After 20 years of food writing I’ve never tried it. So I’m very excited that Gaia’s Breath will be selling some, along with their organic greens, at the Chappaqua Farmers Market this week. Gaia’s Breath is our alternate organic meat vendor who will be at the market every second and fourth Saturday, when Stone Barns is not. Their farm “265 acres of pure organic bliss” is situated between the Catskill and Adirondack mountain ranges. When owner Mark Santoro, isn’t farming, he spends his days dreaming up all sorts of charcuterie products. “In the summer we’re too busy to get creative in the kitchen,” says Tara Santoro, Mark’s sister. But in the winter “that’s when Mark gets really creative.” So, in addition to beautiful cuts of organic free-range lamb, pork, veal and chicken you can expects lots of high-end flavorful sausages and charcuterie as the winter progresses.

Or course, Roaming Angus, always has beautiful cuts of grass-fed beef and pork at a great value. This week he’s particularly proud of his thick pork chops.

There will be plenty of fresh fish this week. Roast some monkfish. Make fish tacos with flounder or lemon sole. Bake some hake!

As promised, By the Way Bakery will make her first appearance at the market this Saturday. I know many of you are not yet familiar with her product, but I promise you that once you take a bite of her sour cherry coffee cake you will be hooked. Oh and “by the way” everything that comes out of Helene Godin’s bakery is 100 % gluten-free, though that barely seems relevant it’s all so delicious.

Renee’s Jams is also back this week with her tantalizing (local!) fruit preserves in adorable homespun jars. Grab some for yourself, and then pick up a trio of jams as a gift for someone sweet in your life. Clean Ridge Soap will also be there on Saturday, so you can cross some more names off of your gift list with her natural homemade soaps in lovely gift baskets.

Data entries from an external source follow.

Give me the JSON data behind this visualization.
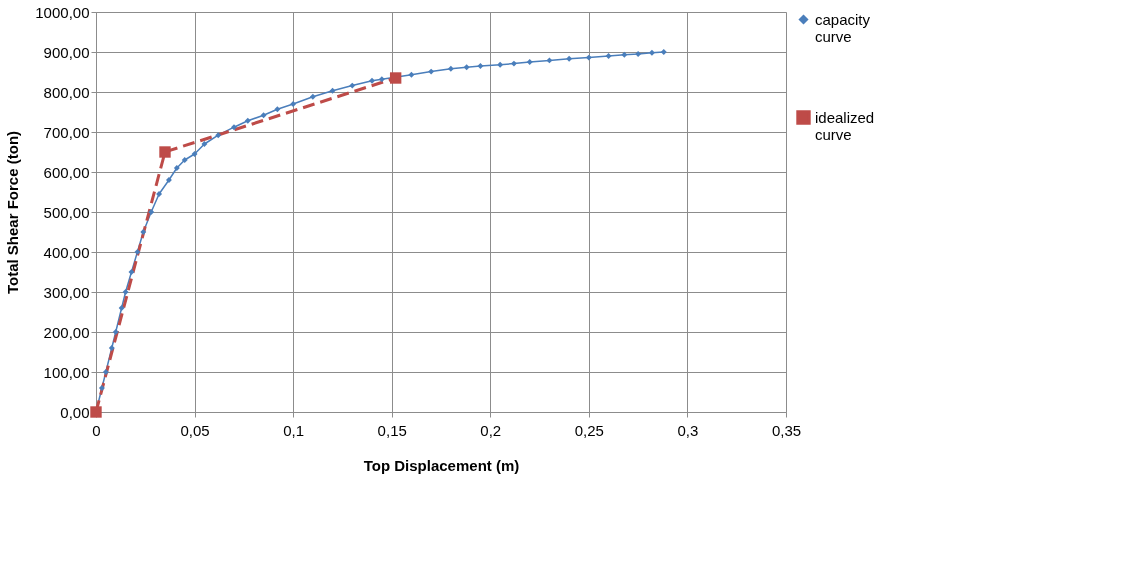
{
  "chart_data": {
    "type": "line",
    "xlabel": "Top Displacement (m)",
    "ylabel": "Total Shear Force (ton)",
    "xlim": [
      0,
      0.35
    ],
    "ylim": [
      0,
      1000
    ],
    "xticks": [
      0,
      {
        "value": 0.05,
        "label": "0,05"
      },
      {
        "value": 0.1,
        "label": "0,1"
      },
      {
        "value": 0.15,
        "label": "0,15"
      },
      {
        "value": 0.2,
        "label": "0,2"
      },
      {
        "value": 0.25,
        "label": "0,25"
      },
      {
        "value": 0.3,
        "label": "0,3"
      },
      {
        "value": 0.35,
        "label": "0,35"
      }
    ],
    "yticks": [
      {
        "value": 0,
        "label": "0,00"
      },
      {
        "value": 100,
        "label": "100,00"
      },
      {
        "value": 200,
        "label": "200,00"
      },
      {
        "value": 300,
        "label": "300,00"
      },
      {
        "value": 400,
        "label": "400,00"
      },
      {
        "value": 500,
        "label": "500,00"
      },
      {
        "value": 600,
        "label": "600,00"
      },
      {
        "value": 700,
        "label": "700,00"
      },
      {
        "value": 800,
        "label": "800,00"
      },
      {
        "value": 900,
        "label": "900,00"
      },
      {
        "value": 1000,
        "label": "1000,00"
      }
    ],
    "grid": true,
    "legend": "right",
    "series": [
      {
        "name": "capacity curve",
        "color": "#4a7ebb",
        "marker": "diamond",
        "line_style": "solid",
        "x": [
          0,
          0.003,
          0.005,
          0.008,
          0.01,
          0.013,
          0.015,
          0.018,
          0.021,
          0.024,
          0.028,
          0.032,
          0.037,
          0.041,
          0.045,
          0.05,
          0.055,
          0.062,
          0.07,
          0.077,
          0.085,
          0.092,
          0.1,
          0.11,
          0.12,
          0.13,
          0.14,
          0.145,
          0.16,
          0.17,
          0.18,
          0.188,
          0.195,
          0.205,
          0.212,
          0.22,
          0.23,
          0.24,
          0.25,
          0.26,
          0.268,
          0.275,
          0.282,
          0.288
        ],
        "values": [
          0,
          60,
          100,
          160,
          200,
          260,
          300,
          350,
          400,
          450,
          500,
          545,
          580,
          610,
          630,
          645,
          670,
          692,
          712,
          728,
          742,
          757,
          770,
          788,
          803,
          816,
          828,
          832,
          843,
          851,
          858,
          862,
          865,
          868,
          871,
          875,
          879,
          883,
          886,
          890,
          893,
          895,
          898,
          900
        ]
      },
      {
        "name": "idealized curve",
        "color": "#be4b48",
        "marker": "square",
        "line_style": "dashed",
        "x": [
          0,
          0.035,
          0.152
        ],
        "values": [
          0,
          650,
          835
        ]
      }
    ]
  }
}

Fork & Glass will be back next week. This week in our live cooking corner,  personal chef Maria Reina will be making a couple of recipes using proteins from our vendors to show you how easy farrm-to-table cooking can be.

The knife sharpeners will be back on Dec. 17th with a 20 percent off sale. They will also be selling gift certificates (which will include the discount) — a great gift for any foodie on your list.

We know there are many markets to choose from in the area, we appreciate you making Chappaqua your weekly habit!